We have a streaming expression that can retrieve a random sample from each of the cities. The name of this
expression is random
. So we could take a random sample of 1000 room rates from each of the five cities.
But random vectors of room rates are not comparable because the distance algorithm compares values at each index in the vector. How can make these vectors comparable?

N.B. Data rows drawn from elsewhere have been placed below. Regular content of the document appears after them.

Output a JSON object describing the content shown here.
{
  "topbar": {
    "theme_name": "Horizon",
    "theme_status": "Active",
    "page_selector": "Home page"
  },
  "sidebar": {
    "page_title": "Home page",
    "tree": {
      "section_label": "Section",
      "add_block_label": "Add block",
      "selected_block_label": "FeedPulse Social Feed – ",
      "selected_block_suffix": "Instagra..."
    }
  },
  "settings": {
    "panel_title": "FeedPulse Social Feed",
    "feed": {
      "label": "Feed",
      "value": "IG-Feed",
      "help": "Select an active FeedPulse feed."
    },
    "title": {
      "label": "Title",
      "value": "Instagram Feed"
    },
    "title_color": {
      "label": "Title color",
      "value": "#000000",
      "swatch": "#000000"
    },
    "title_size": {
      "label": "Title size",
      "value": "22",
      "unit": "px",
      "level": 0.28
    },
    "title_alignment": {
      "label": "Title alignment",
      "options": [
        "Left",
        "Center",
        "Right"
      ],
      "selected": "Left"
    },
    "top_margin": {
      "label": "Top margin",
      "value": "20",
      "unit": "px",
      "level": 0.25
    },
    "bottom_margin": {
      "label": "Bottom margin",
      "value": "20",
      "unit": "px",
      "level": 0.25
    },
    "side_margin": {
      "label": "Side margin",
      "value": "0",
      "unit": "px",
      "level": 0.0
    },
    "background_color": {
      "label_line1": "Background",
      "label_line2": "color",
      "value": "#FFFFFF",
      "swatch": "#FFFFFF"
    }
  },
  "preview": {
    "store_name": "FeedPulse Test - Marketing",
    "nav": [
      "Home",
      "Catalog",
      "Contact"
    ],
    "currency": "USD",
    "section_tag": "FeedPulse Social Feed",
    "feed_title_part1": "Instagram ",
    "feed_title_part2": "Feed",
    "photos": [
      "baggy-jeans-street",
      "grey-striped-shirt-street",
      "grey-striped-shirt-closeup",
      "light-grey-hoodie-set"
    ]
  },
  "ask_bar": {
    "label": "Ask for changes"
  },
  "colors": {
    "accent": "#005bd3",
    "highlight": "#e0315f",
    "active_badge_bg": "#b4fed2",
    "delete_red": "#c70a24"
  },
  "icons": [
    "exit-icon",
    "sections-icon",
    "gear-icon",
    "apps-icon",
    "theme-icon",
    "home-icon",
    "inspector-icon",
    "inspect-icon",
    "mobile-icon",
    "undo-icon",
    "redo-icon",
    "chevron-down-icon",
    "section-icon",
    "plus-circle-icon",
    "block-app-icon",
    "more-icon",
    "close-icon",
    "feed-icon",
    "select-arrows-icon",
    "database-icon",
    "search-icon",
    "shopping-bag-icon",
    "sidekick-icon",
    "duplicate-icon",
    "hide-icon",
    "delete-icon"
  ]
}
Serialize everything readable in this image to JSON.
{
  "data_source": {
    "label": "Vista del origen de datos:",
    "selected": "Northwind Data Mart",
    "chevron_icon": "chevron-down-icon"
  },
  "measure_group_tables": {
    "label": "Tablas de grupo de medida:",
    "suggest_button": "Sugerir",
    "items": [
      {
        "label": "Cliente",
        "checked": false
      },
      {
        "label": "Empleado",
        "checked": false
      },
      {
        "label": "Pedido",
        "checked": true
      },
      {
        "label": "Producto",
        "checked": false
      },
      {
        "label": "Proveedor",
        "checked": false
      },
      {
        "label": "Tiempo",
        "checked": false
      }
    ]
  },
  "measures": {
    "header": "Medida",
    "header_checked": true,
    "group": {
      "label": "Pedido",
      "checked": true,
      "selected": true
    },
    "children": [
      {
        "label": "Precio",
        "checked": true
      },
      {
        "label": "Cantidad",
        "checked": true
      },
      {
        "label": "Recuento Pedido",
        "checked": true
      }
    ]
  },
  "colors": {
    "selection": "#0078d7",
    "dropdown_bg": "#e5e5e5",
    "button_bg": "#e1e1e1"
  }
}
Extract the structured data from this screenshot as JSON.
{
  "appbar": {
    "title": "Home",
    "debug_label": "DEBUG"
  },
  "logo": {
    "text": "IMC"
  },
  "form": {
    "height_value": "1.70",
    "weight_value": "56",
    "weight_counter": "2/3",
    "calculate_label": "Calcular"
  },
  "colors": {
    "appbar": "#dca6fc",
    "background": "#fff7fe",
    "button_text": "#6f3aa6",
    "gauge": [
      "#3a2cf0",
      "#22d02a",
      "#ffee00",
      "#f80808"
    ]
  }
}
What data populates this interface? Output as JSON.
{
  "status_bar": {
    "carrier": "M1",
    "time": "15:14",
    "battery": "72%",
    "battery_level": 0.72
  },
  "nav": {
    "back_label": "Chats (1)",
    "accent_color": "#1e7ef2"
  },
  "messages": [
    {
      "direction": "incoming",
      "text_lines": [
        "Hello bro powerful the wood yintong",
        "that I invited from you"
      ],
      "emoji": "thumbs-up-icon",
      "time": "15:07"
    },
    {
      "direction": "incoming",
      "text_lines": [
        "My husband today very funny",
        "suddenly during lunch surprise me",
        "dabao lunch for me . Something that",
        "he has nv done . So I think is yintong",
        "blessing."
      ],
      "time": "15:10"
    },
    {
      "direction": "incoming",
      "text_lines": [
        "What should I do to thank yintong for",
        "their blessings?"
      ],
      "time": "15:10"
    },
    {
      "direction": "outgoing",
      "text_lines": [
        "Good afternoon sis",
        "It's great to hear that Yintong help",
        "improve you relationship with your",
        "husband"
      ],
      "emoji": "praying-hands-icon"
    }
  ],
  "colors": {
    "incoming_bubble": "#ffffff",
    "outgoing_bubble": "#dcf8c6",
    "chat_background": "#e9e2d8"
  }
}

We can make them comparable by sorting them. Then as the distance algorithm moves along the vectors it will be comparing room rates from lowest to highest in both cities.
The Code
let(cityA=sort(random(bookings, q="city:cityA", rows="1000", fl="rate_d"), by="rate_d asc"),
cityB=sort(random(bookings, q="city:cityB", rows="1000", fl="rate_d"), by="rate_d asc"),
cityC=sort(random(bookings, q="city:cityC", rows="1000", fl="rate_d"), by="rate_d asc"),
cityD=sort(random(bookings, q="city:cityD", rows="1000", fl="rate_d"), by="rate_d asc"),
cityE=sort(random(bookings, q="city:cityE", rows="1000", fl="rate_d"), by="rate_d asc"),
ratesA=col(cityA, rate_d),
ratesB=col(cityB, rate_d),
ratesC=col(cityC, rate_d),
ratesD=col(cityD, rate_d),
ratesE=col(cityE, rate_d),
top(n=1,
sort="distance asc",
list(tuple(city=B, distance=distance(ratesA, ratesB)),
tuple(city=C, distance=distance(ratesA, ratesC)),
tuple(city=D, distance=distance(ratesA, ratesD)),
tuple(city=E, distance=distance(ratesA, ratesE)))))
The Code Explained
The let
expression sets variables first.
The first 5 variables (cityA, cityB, cityC, cityD, cityE), contain the random samples from the bookings
collection.
The random
function is pulling 1000 random samples from each city and including the rate_d
field in the
tuples that are returned.
The random
function is wrapped by a sort
function which is sorting the tuples in
ascending order based on the rate_d
field.
The next five variables (ratesA, ratesB, ratesC, ratesD, ratesE) contain the arrays of room rates for each
city. The col
function is used to move the rate_d
field from the random sample tuples
into an array for each city.
Now we have five sorted vectors of room rates that we can compare with our distance
function.
After the variables are set the let
expression runs the top
expression.
The top
expression is wrapping a list
of tuples
. Inside each tuple the distance
function is used to compare
the rateA vector with one of the other cities. The output of the distance function is stored in the distance field
in the tuple.
The list
function emits each tuple
and the top
function returns only the tuple with the lowest distance.